Further, the longer-term impact on Armenia will also be significant, undermining the Armenian government's already meager legitimacy by endangering the overall reform program and significantly weakening pro-Western reformers within the government. In addition, from a broader perspective, the Armenian retreat from its planned Association Agreement with the EU and its move toward Russia's Customs Union also reveal several deeper deficiencies within the Armenian government in terms of closed public policy, inadequate strategic planning and an informal decision-making process.

But in terms of Armenia's surprising decision, it is now clear that the "U-turn" or sudden shift in policy actually occurred in Moscow first. For example, the lack of any real Russian pressure on Armenia through the nearly four years of negotiations over the Association Agreement suggests two conclusions. First, for the past several years, Moscow clearly failed to see EU engagement as a real threat. Such a view may have been rooted in Moscow's perception of the EU as neither a significant geopolitical actor nor as a serious rival. Second, the rather last-minute shift in Russian policy, as demonstrated by the imposition of coercive measures on other states, such as Moldova and Ukraine, viewed Armenia as more of a "sacrificial pawn," designed to send a more important message of strength to deter similar European aspirations by Chisinau and Kiev.

In the case of Georgia, however, there is little Russian leverage and no utility in trying to deter Tbilisi's commitment to its EU aspirations.

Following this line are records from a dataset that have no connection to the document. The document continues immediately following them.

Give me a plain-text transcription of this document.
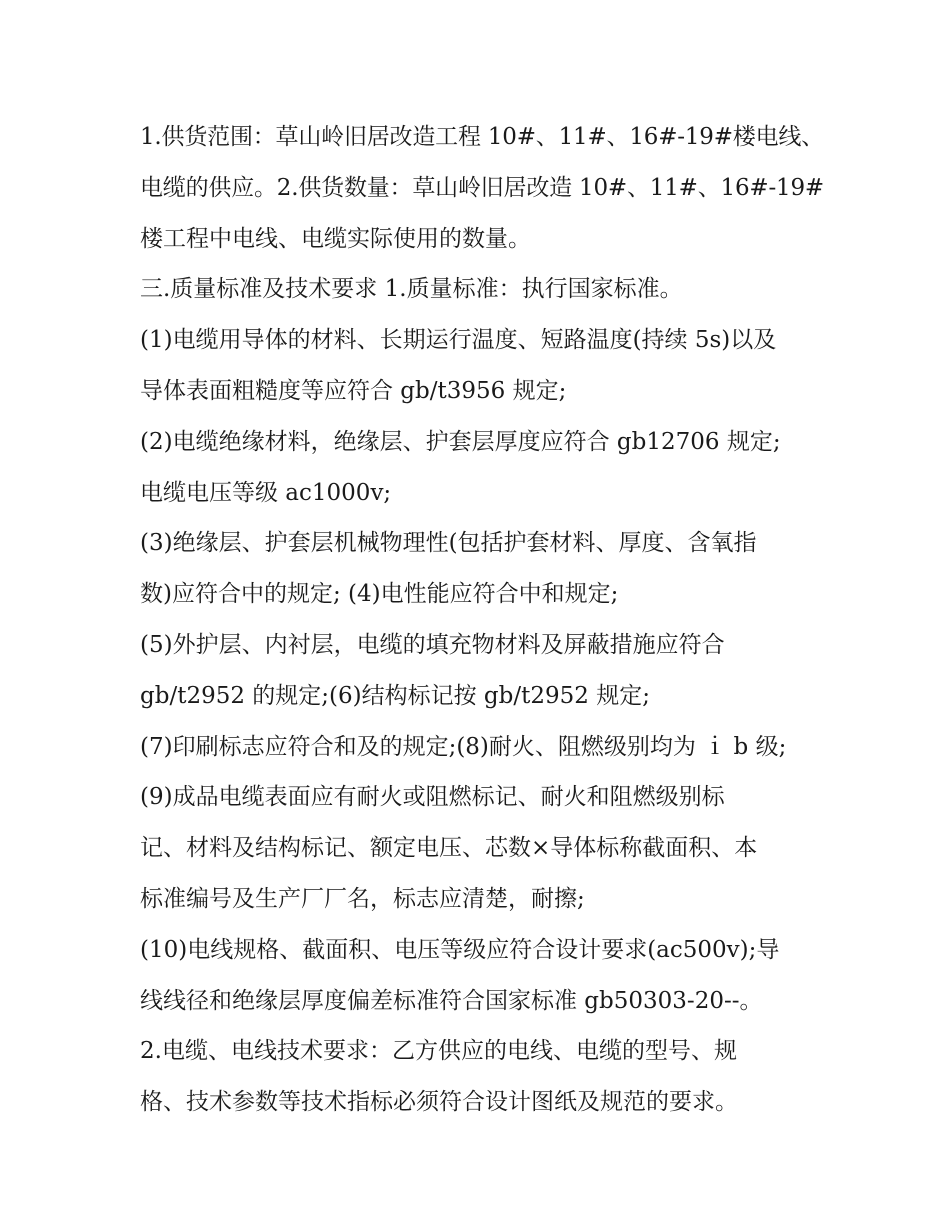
1.供货范围：草山岭旧居改造工程 10#、11#、16#-19#楼电线、
电缆的供应。2.供货数量：草山岭旧居改造 10#、11#、16#-19#
楼工程中电线、电缆实际使用的数量。
三.质量标准及技术要求 1.质量标准：执行国家标准。
(1)电缆用导体的材料、长期运行温度、短路温度(持续 5s)以及
导体表面粗糙度等应符合 gb/t3956 规定;
(2)电缆绝缘材料，绝缘层、护套层厚度应符合 gb12706 规定;
电缆电压等级 ac1000v;
(3)绝缘层、护套层机械物理性(包括护套材料、厚度、含氧指
数)应符合中的规定; (4)电性能应符合中和规定;
(5)外护层、内衬层，电缆的填充物材料及屏蔽措施应符合
gb/t2952 的规定;(6)结构标记按 gb/t2952 规定;
(7)印刷标志应符合和及的规定;(8)耐火、阻燃级别均为 ｉ b 级;
(9)成品电缆表面应有耐火或阻燃标记、耐火和阻燃级别标
记、材料及结构标记、额定电压、芯数×导体标称截面积、本
标准编号及生产厂厂名，标志应清楚，耐擦;
(10)电线规格、截面积、电压等级应符合设计要求(ac500v);导
线线径和绝缘层厚度偏差标准符合国家标准 gb50303-20--。
2.电缆、电线技术要求：乙方供应的电线、电缆的型号、规
格、技术参数等技术指标必须符合设计图纸及规范的要求。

The Russian strategy is not benign, however, and it seems likely that Moscow will initiate a new campaign of pressure against Tbilisi targeting the implementation process after the signing of Georgia's Association Agreement.

On a broader level, therefore, this shift in Russia's policy toward EU engagement stems from a much larger and more assertive Russian stance, driven by an attempt to consolidate Russian power and position within the former Soviet space and to deter Western "interlopers" in what Moscow views as its natural "sphere of influence," or the "near abroad," referred to as blizhneye zarubezhye (ближнее зарубежье), which has been elevated and expanded into a wider "post-Soviet space." Moreover, this trend of a boldly assertive Russia has only deepened in recent years, and is now evident in the larger context of Moscow's policies toward the U.S. and over Syria, for some examples. Another demonstration of this trend has been Russia's heavy-handed use of coercive measures targeting some of its neighbors, as the events of 2008 in Georgia have only confirmed.